Published: Nov. 8, 2016

Original article can be found at KUNC  
Originally published on November 8, 2016 By Erin OToole

Coloradans voting in the 2016 election have an opportunity to remove a reference to slavery from the state constitution. The language, written in 1876, says, “There shall never be in this state either slavery or involuntary servitude, except as a punishment for crime.” Amendment T seeks to remove that exception. 

This language got KUNC wondering about African-American history in Colorado. So we asked state historian Patty Limerick for her reflections. Limerick, who is also the chair of the board at the University of Colorado Boulder’s Center of the American West, was reminded of the story of a group of barbers in Denver who fought for the right of black men to vote. 
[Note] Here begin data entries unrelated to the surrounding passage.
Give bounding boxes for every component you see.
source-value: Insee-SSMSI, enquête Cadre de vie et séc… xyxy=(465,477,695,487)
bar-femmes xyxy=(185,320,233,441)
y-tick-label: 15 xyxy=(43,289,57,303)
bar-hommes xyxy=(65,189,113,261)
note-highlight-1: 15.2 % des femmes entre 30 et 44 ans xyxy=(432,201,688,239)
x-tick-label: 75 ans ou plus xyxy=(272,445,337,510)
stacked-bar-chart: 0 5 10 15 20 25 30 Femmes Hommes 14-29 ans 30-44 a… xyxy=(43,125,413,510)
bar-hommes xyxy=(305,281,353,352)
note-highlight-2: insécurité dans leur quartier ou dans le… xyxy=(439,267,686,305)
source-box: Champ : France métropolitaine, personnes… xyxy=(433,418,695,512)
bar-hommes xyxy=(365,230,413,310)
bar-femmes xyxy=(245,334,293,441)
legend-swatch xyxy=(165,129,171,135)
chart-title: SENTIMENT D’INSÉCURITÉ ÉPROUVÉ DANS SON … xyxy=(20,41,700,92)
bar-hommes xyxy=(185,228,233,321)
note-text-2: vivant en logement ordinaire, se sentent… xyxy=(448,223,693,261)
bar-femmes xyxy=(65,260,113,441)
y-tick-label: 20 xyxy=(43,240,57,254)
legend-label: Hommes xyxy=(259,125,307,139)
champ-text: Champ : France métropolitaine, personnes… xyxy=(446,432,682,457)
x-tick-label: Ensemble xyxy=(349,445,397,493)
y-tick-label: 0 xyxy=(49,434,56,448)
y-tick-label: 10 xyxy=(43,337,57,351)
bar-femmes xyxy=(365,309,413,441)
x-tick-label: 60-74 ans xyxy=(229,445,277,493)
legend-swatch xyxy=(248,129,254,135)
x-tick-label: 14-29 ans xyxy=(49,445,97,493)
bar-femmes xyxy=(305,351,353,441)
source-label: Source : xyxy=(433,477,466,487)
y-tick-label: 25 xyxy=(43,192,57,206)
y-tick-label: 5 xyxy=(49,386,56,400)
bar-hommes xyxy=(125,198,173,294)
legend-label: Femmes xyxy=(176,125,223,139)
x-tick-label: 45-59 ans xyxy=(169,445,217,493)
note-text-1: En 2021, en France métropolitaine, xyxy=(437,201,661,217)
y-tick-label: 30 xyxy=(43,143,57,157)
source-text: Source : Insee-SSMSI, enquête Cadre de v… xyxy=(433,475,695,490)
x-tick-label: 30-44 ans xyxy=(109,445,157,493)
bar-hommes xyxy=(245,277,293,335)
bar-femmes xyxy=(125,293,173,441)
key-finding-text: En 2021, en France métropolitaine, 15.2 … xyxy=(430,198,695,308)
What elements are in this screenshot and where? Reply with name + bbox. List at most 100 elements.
State historian Patty Limerick talks with Erin O’Toole about the history of the African American vote in the western territories. 
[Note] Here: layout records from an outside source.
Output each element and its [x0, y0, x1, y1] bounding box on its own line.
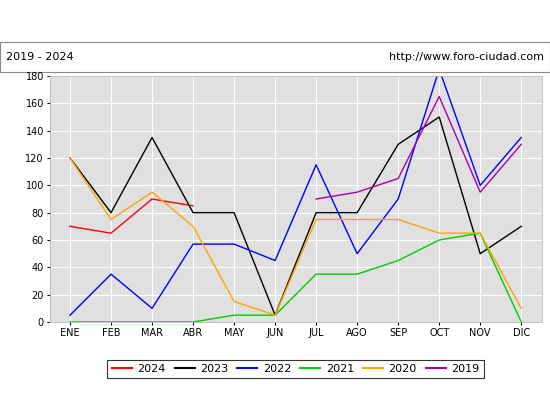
2019 [313, 196, 320, 201]
2019 [518, 142, 525, 147]
2024 [148, 196, 155, 201]
2022 [190, 242, 196, 246]
2022 [231, 242, 238, 246]
Text: Evolucion Nº Turistas Nacionales en el municipio de Brea de Aragón: Evolucion Nº Turistas Nacionales en el m… [40, 14, 510, 28]
2023 [190, 210, 196, 215]
2023 [108, 210, 114, 215]
Legend: 2024, 2023, 2022, 2021, 2020, 2019: 2024, 2023, 2022, 2021, 2020, 2019 [107, 360, 484, 378]
2020 [477, 231, 483, 236]
2020 [313, 217, 320, 222]
2021 [148, 320, 155, 324]
2022 [313, 162, 320, 167]
2021 [436, 238, 443, 242]
2020 [272, 313, 278, 318]
2024 [190, 204, 196, 208]
2020 [354, 217, 360, 222]
Line: 2019: 2019 [316, 96, 521, 199]
2020 [148, 190, 155, 194]
2019 [395, 176, 402, 181]
2019 [436, 94, 443, 99]
2022 [108, 272, 114, 276]
2021 [518, 320, 525, 324]
2021 [190, 320, 196, 324]
Text: 2019 - 2024: 2019 - 2024 [6, 52, 73, 62]
2021 [395, 258, 402, 263]
2023 [518, 224, 525, 229]
2023 [313, 210, 320, 215]
2023 [67, 156, 73, 160]
Line: 2023: 2023 [70, 117, 521, 315]
2019 [354, 190, 360, 194]
Text: http://www.foro-ciudad.com: http://www.foro-ciudad.com [389, 52, 544, 62]
2022 [67, 313, 73, 318]
2020 [67, 156, 73, 160]
2022 [477, 183, 483, 188]
2020 [190, 224, 196, 229]
2020 [231, 299, 238, 304]
Line: 2021: 2021 [70, 233, 521, 322]
2022 [354, 251, 360, 256]
2020 [395, 217, 402, 222]
2021 [354, 272, 360, 276]
Line: 2022: 2022 [70, 69, 521, 315]
2023 [436, 114, 443, 119]
2021 [272, 313, 278, 318]
2020 [518, 306, 525, 311]
Line: 2020: 2020 [70, 158, 521, 315]
2020 [108, 217, 114, 222]
2021 [477, 231, 483, 236]
2023 [272, 313, 278, 318]
2021 [108, 320, 114, 324]
2021 [231, 313, 238, 318]
2024 [67, 224, 73, 229]
2022 [436, 67, 443, 72]
2023 [395, 142, 402, 147]
2021 [313, 272, 320, 276]
2023 [354, 210, 360, 215]
2021 [67, 320, 73, 324]
2019 [477, 190, 483, 194]
2023 [231, 210, 238, 215]
2022 [518, 135, 525, 140]
Line: 2024: 2024 [70, 199, 193, 233]
2020 [436, 231, 443, 236]
2024 [108, 231, 114, 236]
2023 [477, 251, 483, 256]
2022 [272, 258, 278, 263]
FancyBboxPatch shape [0, 42, 550, 72]
2022 [395, 196, 402, 201]
2023 [148, 135, 155, 140]
2022 [148, 306, 155, 311]
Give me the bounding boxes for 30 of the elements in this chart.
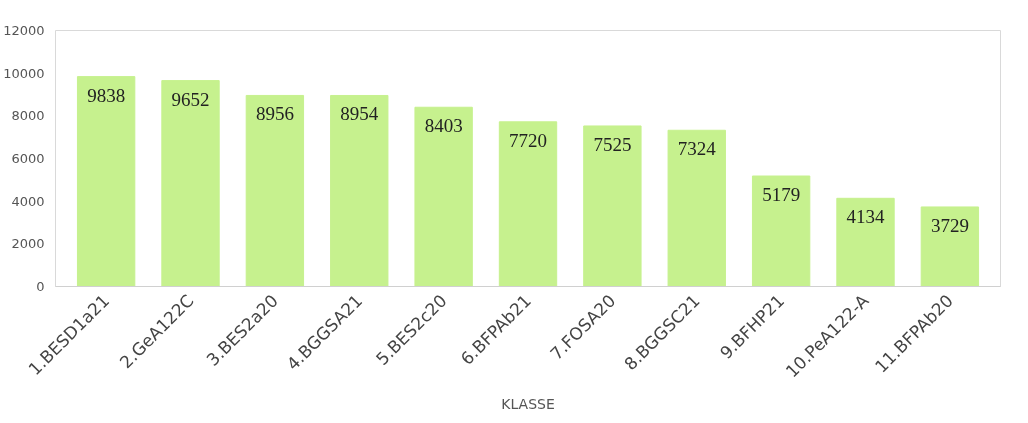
data-label: 9652 <box>171 88 210 110</box>
y-tick-label: 10000 <box>3 65 45 81</box>
data-label: 4134 <box>846 206 885 228</box>
bar <box>920 206 980 287</box>
data-label: 9838 <box>87 84 126 106</box>
bar <box>667 129 726 287</box>
y-tick-label: 6000 <box>11 151 45 166</box>
data-label: 8954 <box>340 103 379 125</box>
data-label: 5179 <box>762 184 801 206</box>
y-tick-label: 12000 <box>3 23 45 38</box>
data-label: 7525 <box>593 133 632 155</box>
data-label: 7324 <box>677 138 717 160</box>
bar <box>583 125 642 287</box>
bar <box>161 80 220 287</box>
bar <box>76 76 136 287</box>
bar <box>414 106 473 287</box>
data-label: 3729 <box>930 214 969 236</box>
data-label: 8956 <box>255 103 294 125</box>
bar <box>330 94 389 287</box>
y-tick-label: 2000 <box>11 236 45 252</box>
x-axis-title: KLASSE <box>501 396 555 413</box>
bar <box>751 175 811 287</box>
data-label: 8403 <box>424 115 463 137</box>
bar <box>245 94 305 287</box>
y-tick-label: 0 <box>36 279 45 294</box>
y-tick-label: 4000 <box>11 193 45 209</box>
bar <box>498 121 558 287</box>
y-tick-label: 8000 <box>11 108 45 124</box>
data-label: 7720 <box>509 129 547 151</box>
bar <box>836 197 895 287</box>
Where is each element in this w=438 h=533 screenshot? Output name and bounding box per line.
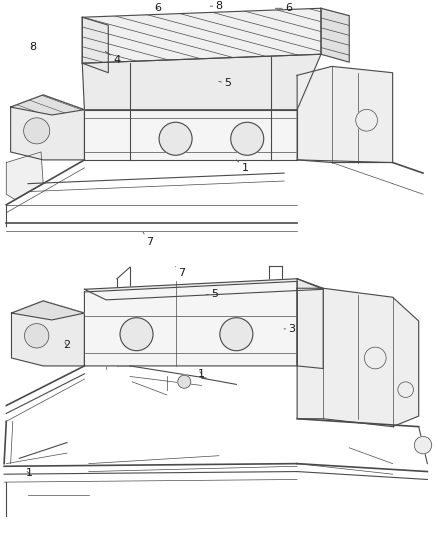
Polygon shape [11,95,85,115]
Text: 7: 7 [176,266,186,278]
Polygon shape [297,67,392,163]
Polygon shape [82,17,108,72]
Text: 8: 8 [210,1,223,11]
Text: 5: 5 [219,78,231,88]
Polygon shape [85,110,297,160]
Circle shape [159,122,192,155]
Circle shape [356,109,378,131]
Polygon shape [85,279,323,300]
Text: 3: 3 [284,324,295,334]
Polygon shape [82,54,321,110]
Text: 4: 4 [105,51,120,64]
Text: 6: 6 [155,3,162,13]
Circle shape [414,437,432,454]
Circle shape [231,122,264,155]
Circle shape [220,318,253,351]
Polygon shape [85,281,297,366]
Polygon shape [297,279,323,368]
Text: 6: 6 [275,3,292,13]
Text: 7: 7 [143,232,153,247]
Polygon shape [321,9,349,62]
Text: 1: 1 [198,369,205,379]
Circle shape [120,318,153,351]
Polygon shape [6,152,43,199]
Text: 5: 5 [206,288,218,298]
Polygon shape [297,288,419,426]
Text: 2: 2 [63,340,70,350]
Polygon shape [11,95,85,160]
Circle shape [25,324,49,348]
Circle shape [178,375,191,388]
Circle shape [24,118,49,144]
Polygon shape [82,9,321,63]
Circle shape [398,382,413,398]
Text: 8: 8 [29,42,36,52]
Text: 1: 1 [237,160,248,173]
Text: 1: 1 [25,468,32,478]
Polygon shape [11,301,85,366]
Circle shape [364,347,386,369]
Polygon shape [11,301,85,320]
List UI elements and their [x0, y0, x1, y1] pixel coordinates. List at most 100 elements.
Tell us how the fight for black suffrage started in Colorado. 

PATTY LIMERICK: Some folks in Colorado in the 1860s wanted to get to statehood. To do that, they had to have Constitutional Conventions, draft a constitution, send it to Congress, and see if Congress would approve the transition from territorial status to statehood. Several African-American men in Denver — three barbers in particular — took up this cause. (One of them, William Jefferson Hardin, would later go on to become Wyoming’s first black legislator.) 

They pushed, in 1864 and again in 1865, to get the Colorado constitution that would be submitted to Congress to include equal suffrage for Black men. That didn’t entirely succeed. But they organized, they spoke, they acted, they talked to the governor — a territorial governor — and they contacted a very influential senator, Charles Sumner, who was a radical Republican in the Senate, and a person very concerned about Black rights. 

In January of 1867, Congress passed the Territorial Suffrage Act, which prohibited restrictions on suffrage because of color in all U.S. territories. That means that following on the awarding of black male suffrage to the District of Columbia [that same year], and the imposition of that on the southern states that had once been the Confederacy, then the next important action in black suffrage is this Territorial Suffrage Act by which black men in the territories — not the western states, but the western territories — receive the vote with this bill. 

We now have African American men voting in the territories. Was there any kind of backlash? 

LIMERICK: There [were] some loud remarks made of dismay or opposition by a few people, but the threats don’t materialize. The authorities support the new regime of black suffrage, and influential people like William Byers at Rocky Mountain News, they go and fall in line with it. Some people, some editorials in some smaller newspapers say, ‘We didn’t like this, we didn’t want this, but we won’t oppose it now. We’ll accept it.’ It’s a recognition of federal authority, it’s a recognition that, in fact, the white majority in the territory who originally voted against black suffrage — they lost. And it’s a fairly remarkable, kind of mature recognition that it’s better just to go with that outcome… So — onward we go. 

This act did not give the vote to everyone in the western territories, though… 

LIMERICK: No — and that, of course, is one of the most complicated aspects of progress in American history, is the relationship between the campaign for women’s suffrage focused on white women, and the campaign for black suffrage, focused on black men. We just have to say these were important steps; and in the 1893 successful vote — by men — in favor of women’s suffrage, African-American women were very active forces in that in the 1890s. So there’s something about the passage of time that is frustrating and heartening about this. 

What lessons do you draw from this episode in history? 

LIMERICK: Well, I think the lesson is that you don’t know the outcome when you take up an important cause. And not knowing the outcome and thereby being defeated and fatalistic to say, ‘Oh, the nation is in such a state of disruption, it just finished the Civil War, we are numerically insignificant, there’s only a sparse population of African-Americans in the West, why would we bother?’ 

That kind of fatalism is an active force for going nowhere. [The lesson is] to reject that fatalism and to say, ‘Let’s give it a try. Let’s write Sen. Sumner, let’s see what we can get going here. Let’s go see the governor.’ Those kinds of things have remarkable outcomes sometimes. Not all the time, you can’t bet on it, you can’t guarantee it. But to see that refusal of passivity and resignation and fatalism – that’s the key thing.